Skenario 2: Kompasianer ingin membuat cerpen yang sarat akan metafora atau petunjuk-petunjuk makna yang bertebaran di mana-mana, dan setiap tokohnya merepresentasikan sesuatu yang lain, maka gunakan kata-kata yang tepat untuk menggambarkan metafora yang Kompasianer kehendaki sebagai nama tokoh.
Misalnya, jika tokoh rekaan Kompasianer adalah wujud manusia dari tanah air (dengan kata lain, Kompasianer “memanusiakan” tanah air), maka tokoh ini dapat diberi nama Pertiwi (dari Ibu Pertiwi), dan seterusnya.
Jika Kompasianer telah merampungkan cerpen dan menerapkan usulan- usulan di atas namun tiba-tiba Kompasianer mendapatkan ide nama tokoh yang lebih baik?

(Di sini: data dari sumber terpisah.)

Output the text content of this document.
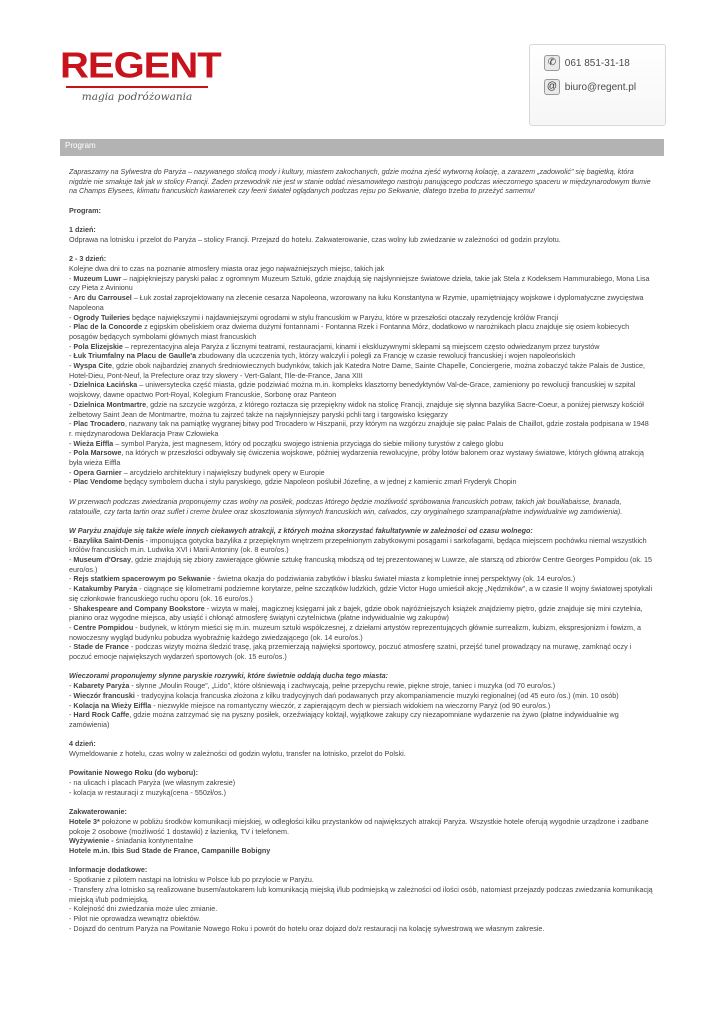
REGENT
magia podróżowania
✆ 061 851-31-18
@ biuro@regent.pl
Program

Zapraszamy na Sylwestra do Paryża – nazywanego stolicą mody i kultury, miastem zakochanych, gdzie można zjeść wytworną kolację, a zarazem „zadowolić” się bagietką, która nigdzie nie smakuje tak jak w stolicy Francji. Żaden przewodnik nie jest w stanie oddać niesamowitego nastroju panującego podczas wieczornego spaceru w międzynarodowym tłumie na Champs Elysees, klimatu francuskich kawiarenek czy feerii świateł oglądanych podczas rejsu po Sekwanie, dlatego trzeba to przeżyć samemu!

Program:

1 dzień:

Odprawa na lotnisku i przelot do Paryża – stolicy Francji. Przejazd do hotelu. Zakwaterowanie, czas wolny lub zwiedzanie w zależności od godzin przylotu.

2 - 3 dzień:

Kolejne dwa dni to czas na poznanie atmosfery miasta oraz jego najważniejszych miejsc, takich jak

- Muzeum Luwr – najpiękniejszy paryski pałac z ogromnym Muzeum Sztuki, gdzie znajdują się najsłynniejsze światowe dzieła, takie jak Stela z Kodeksem Hammurabiego, Mona Lisa czy Pieta z Avinionu

- Arc du Carrousel – Łuk został zaprojektowany na zlecenie cesarza Napoleona, wzorowany na łuku Konstantyna w Rzymie, upamiętniający wojskowe i dyplomatyczne zwycięstwa Napoleona

- Ogrody Tuileries będące największymi i najdawniejszymi ogrodami w stylu francuskim w Paryżu, które w przeszłości otaczały rezydencję królów Francji

- Plac de la Concorde z egipskim obeliskiem oraz dwiema dużymi fontannami - Fontanna Rzek i Fontanna Mórz, dodatkowo w narożnikach placu znajduje się osiem kobiecych posągów będących symbolami głównych miast francuskich

- Pola Elizejskie – reprezentacyjna aleja Paryża z licznymi teatrami, restauracjami, kinami i ekskluzywnymi sklepami są miejscem często odwiedzanym przez turystów

- Łuk Triumfalny na Placu de Gaulle'a zbudowany dla uczczenia tych, którzy walczyli i polegli za Francję w czasie rewolucji francuskiej i wojen napoleońskich

- Wyspa Cite, gdzie obok najbardziej znanych średniowiecznych budynków, takich jak Katedra Notre Dame, Sainte Chapelle, Conciergerie, można zobaczyć także Palais de Justice, Hotel-Dieu, Pont-Neuf, la Prefecture oraz trzy skwery - Vert-Galant, l'Ile-de-France, Jana XIII

- Dzielnica Łacińska – uniwersytecka część miasta, gdzie podziwiać można m.in. kompleks klasztorny benedyktynów Val-de-Grace, zamieniony po rewolucji francuskiej w szpital wojskowy, dawne opactwo Port-Royal, Kolegium Francuskie, Sorbonę oraz Panteon

- Dzielnica Montmartre, gdzie na szczycie wzgórza, z którego roztacza się przepiękny widok na stolicę Francji, znajduje się słynna bazylika Sacre-Coeur, a poniżej pierwszy kościół żelbetowy Saint Jean de Montmartre, można tu zajrzeć także na najsłynniejszy paryski pchli targ i targowisko księgarzy

- Plac Trocadero, nazwany tak na pamiątkę wygranej bitwy pod Trocadero w Hiszpanii, przy którym na wzgórzu znajduje się pałac Palais de Chaillot, gdzie została podpisana w 1948 r. międzynarodowa Deklaracja Praw Człowieka

- Wieża Eiffla – symbol Paryża, jest magnesem, który od początku swojego istnienia przyciąga do siebie miliony turystów z całego globu

- Pola Marsowe, na których w przeszłości odbywały się ćwiczenia wojskowe, później wydarzenia rewolucyjne, próby lotów balonem oraz wystawy światowe, których główną atrakcją była wieża Eiffla

- Opera Garnier – arcydzieło architektury i największy budynek opery w Europie

- Plac Vendome będący symbolem ducha i stylu paryskiego, gdzie Napoleon poślubił Józefinę, a w jednej z kamienic zmarł Fryderyk Chopin

W przerwach podczas zwiedzania proponujemy czas wolny na posiłek, podczas którego będzie możliwość spróbowania francuskich potraw, takich jak bouillabaisse, branada, ratatouille, czy tarta tartin oraz suflet i creme brulee oraz skosztowania słynnych francuskich win, calvados, czy oryginalnego szampana(płatne indywidualnie wg zamówienia).

W Paryżu znajduje się także wiele innych ciekawych atrakcji, z których można skorzystać fakultatywnie w zależności od czasu wolnego:

- Bazylika Saint-Denis - imponująca gotycka bazylika z przepięknym wnętrzem przepełnionym zabytkowymi posągami i sarkofagami, będąca miejscem pochówku niemal wszystkich królów francuskich m.in. Ludwika XVI i Marii Antoniny (ok. 8 euro/os.)

- Museum d'Orsay, gdzie znajdują się zbiory zawierające głównie sztukę francuską młodszą od tej prezentowanej w Luwrze, ale starszą od zbiorów Centre Georges Pompidou (ok. 15 euro/os.)

- Rejs statkiem spacerowym po Sekwanie - świetna okazja do podziwiania zabytków i blasku świateł miasta z kompletnie innej perspektywy (ok. 14 euro/os.)

- Katakumby Paryża - ciągnące się kilometrami podziemne korytarze, pełne szczątków ludzkich, gdzie Victor Hugo umieścił akcję „Nędzników”, a w czasie II wojny światowej spotykali się członkowie francuskiego ruchu oporu (ok. 16 euro/os.)

- Shakespeare and Company Bookstore - wizyta w małej, magicznej księgarni jak z bajek, gdzie obok najróżniejszych książek znajdziemy piętro, gdzie znajduje się mini czytelnia, pianino oraz wygodne miejsca, aby usiąść i chłonąć atmosferę świątyni czytelnictwa (płatne indywidualnie wg zakupów)

- Centre Pompidou - budynek, w którym mieści się m.in. muzeum sztuki współczesnej, z dziełami artystów reprezentujących głównie surrealizm, kubizm, ekspresjonizm i fowizm, a nowoczesny wygląd budynku pobudza wyobraźnię każdego zwiedzającego (ok. 14 euro/os.)

- Stade de France - podczas wizyty można śledzić trasę, jaką przemierzają najwięksi sportowcy, poczuć atmosferę szatni, przejść tunel prowadzący na murawę, zamknąć oczy i poczuć emocje największych wydarzeń sportowych (ok. 15 euro/os.)

Wieczorami proponujemy słynne paryskie rozrywki, które świetnie oddają ducha tego miasta:

- Kabarety Paryża - słynne „Moulin Rouge”, „Lido”, które olśniewają i zachwycają, pełne przepychu rewie, piękne stroje, taniec i muzyka (od 70 euro/os.)

- Wieczór francuski - tradycyjna kolacja francuska złożona z kilku tradycyjnych dań podawanych przy akompaniamencie muzyki regionalnej (od 45 euro /os.) (min. 10 osób)

- Kolacja na Wieży Eiffla - niezwykle miejsce na romantyczny wieczór, z zapierającym dech w piersiach widokiem na wieczorny Paryż (od 90 euro/os.)

- Hard Rock Caffe, gdzie można zatrzymać się na pyszny posiłek, orzeźwiający koktajl, wyjątkowe zakupy czy niezapomniane wydarzenie na żywo (płatne indywidualnie wg zamówienia)

4 dzień:

Wymeldowanie z hotelu, czas wolny w zależności od godzin wylotu, transfer na lotnisko, przelot do Polski.

Powitanie Nowego Roku (do wyboru):

- na ulicach i placach Paryża (we własnym zakresie)

- kolacja w restauracji z muzyką(cena - 550zł/os.)

Zakwaterowanie:

Hotele 3* położone w pobliżu środków komunikacji miejskiej, w odległości kilku przystanków od największych atrakcji Paryża. Wszystkie hotele oferują wygodnie urządzone i zadbane pokoje 2 osobowe (możliwość 1 dostawki) z łazienką, TV i telefonem.

Wyżywienie - śniadania kontynentalne

Hotele m.in. Ibis Sud Stade de France, Campanille Bobigny

Informacje dodatkowe:

- Spotkanie z pilotem nastąpi na lotnisku w Polsce lub po przylocie w Paryżu.

- Transfery z/na lotnisko są realizowane busem/autokarem lub komunikacją miejską i/lub podmiejską w zależności od ilości osób, natomiast przejazdy podczas zwiedzania komunikacją miejską i/lub podmiejską.

- Kolejność dni zwiedzania może ulec zmianie.

- Pilot nie oprowadza wewnątrz obiektów.

- Dojazd do centrum Paryża na Powitanie Nowego Roku i powrót do hotelu oraz dojazd do/z restauracji na kolację sylwestrową we własnym zakresie.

Ya cukup diganti seluruhnya saja dengan fitur “replace” yang ada di Microsoft Word. Keuntungannya justru berkali-kali lipat, cerpen selesai, nama tokoh pas, dan tidak ada waktu yang terbuang sia-sia.

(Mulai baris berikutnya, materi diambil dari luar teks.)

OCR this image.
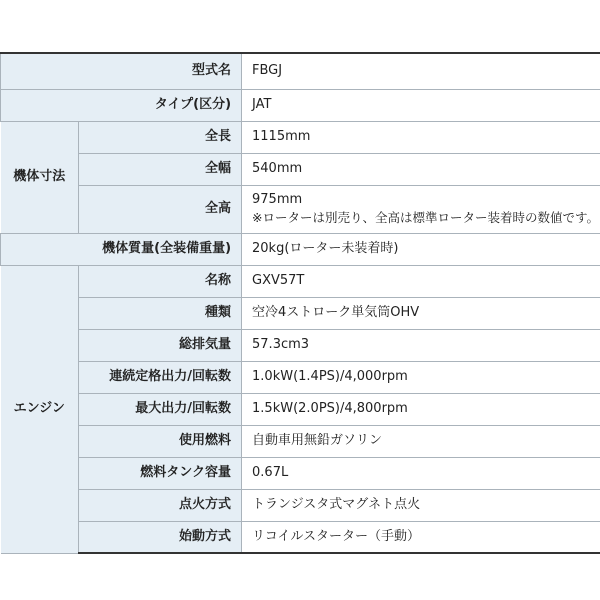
型式名		FBGJ
タイプ(区分)		JAT
機体寸法	全長	1115mm
	全幅	540mm
	全高	975mm
※ローターは別売り、全高は標準ローター装着時の数値です。

機体質量(全装備重量)		20kg(ローター未装着時)
エンジン	名称	GXV57T
	種類	空冷4ストローク単気筒OHV
	総排気量	57.3cm3
	連続定格出力/回転数	1.0kW(1.4PS)/4,000rpm
	最大出力/回転数	1.5kW(2.0PS)/4,800rpm
	使用燃料	自動車用無鉛ガソリン
	燃料タンク容量	0.67L
	点火方式	トランジスタ式マグネト点火
	始動方式	リコイルスターター（手動）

b. Tokoh Tidak Harus Manusia
Ketika menciptakan tokoh dalam cerpen, jangan selalu membayangkan seorang manusia. Bebaskan pikiran dan lihatlah sekitar. Apa saja bisa menjadi tokoh cerpen, baik itu hewan, tumbuhan, bahkan benda mati. Pahami baik-baik bahwa cerpen karangan Kompasianer sepenuhnya berada di bawah kendali Kompasianer.
Misalnya Kompasianer merasa bahwa dalam dunia Kompasianer, matahari dapat berbicara dan merasa, maka tulislah demikian. Jadikan matahari sebagai tokoh dalam cerpen.

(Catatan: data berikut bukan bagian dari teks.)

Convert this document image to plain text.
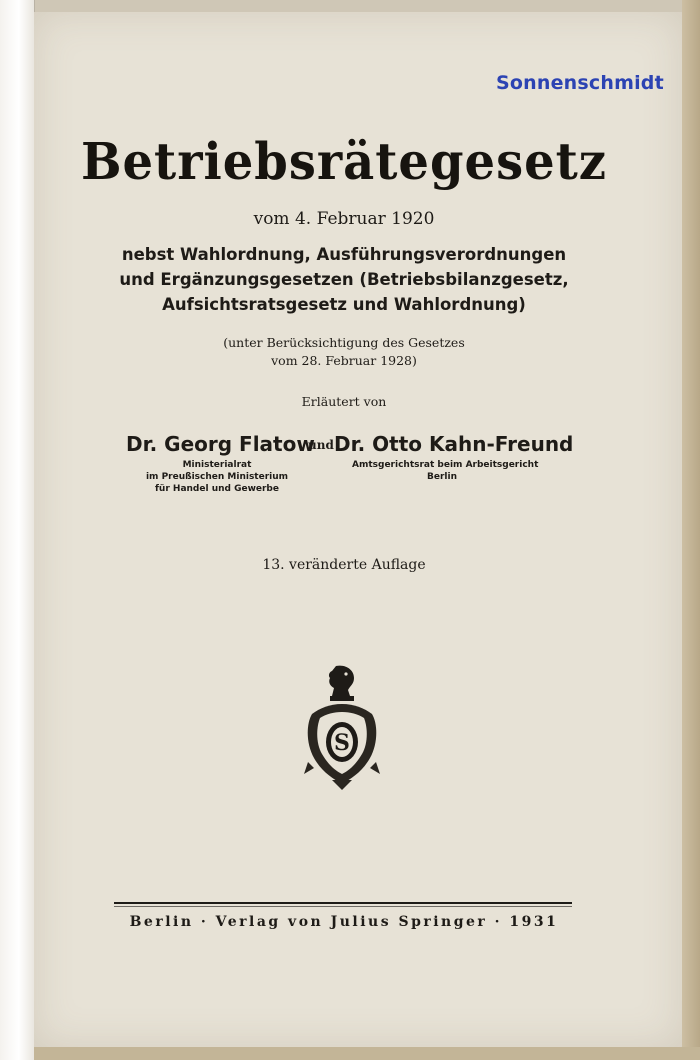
Sonnenschmidt
Betriebsrätegesetz
vom 4. Februar 1920
nebst Wahlordnung, Ausführungsverordnungen
und Ergänzungsgesetzen (Betriebsbilanzgesetz,
Aufsichtsratsgesetz und Wahlordnung)
(unter Berücksichtigung des Gesetzes
vom 28. Februar 1928)
Erläutert von
Dr. Georg Flatow
und Dr. Otto Kahn-Freund
Ministerialrat
im Preußischen Ministerium
für Handel und Gewerbe
Amtsgerichtsrat beim Arbeitsgericht
Berlin
13. veränderte Auflage
S
Berlin · Verlag von Julius Springer · 1931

Jika Kompasianer suka apabila tokoh-tokoh manusia dan tokoh-tokoh hewan dapat bercakap, maka tulislah demikian.
Saya ingat pernah membaca sebuah cerpen di Majalah Hai tentang kisah permasalahan sepasang manusia (suami istri) dalam sebuah rumah, di mana seluruh kejadian dalam cerpen tersebut dilihat dari sudut pandang seekor kecoak.
Cerpen itu sangat menarik dan ada element of surprise-nya karena pembaca baru mengetahui bahwa narator dari cerpen tersebut adalah kecoak di akhir cerpen.
Bisa dibilang itu adalah cerpen terunik yang pernah saya baca saat itu (saya masih SMP atau baru duduk di bangku SMA saat itu).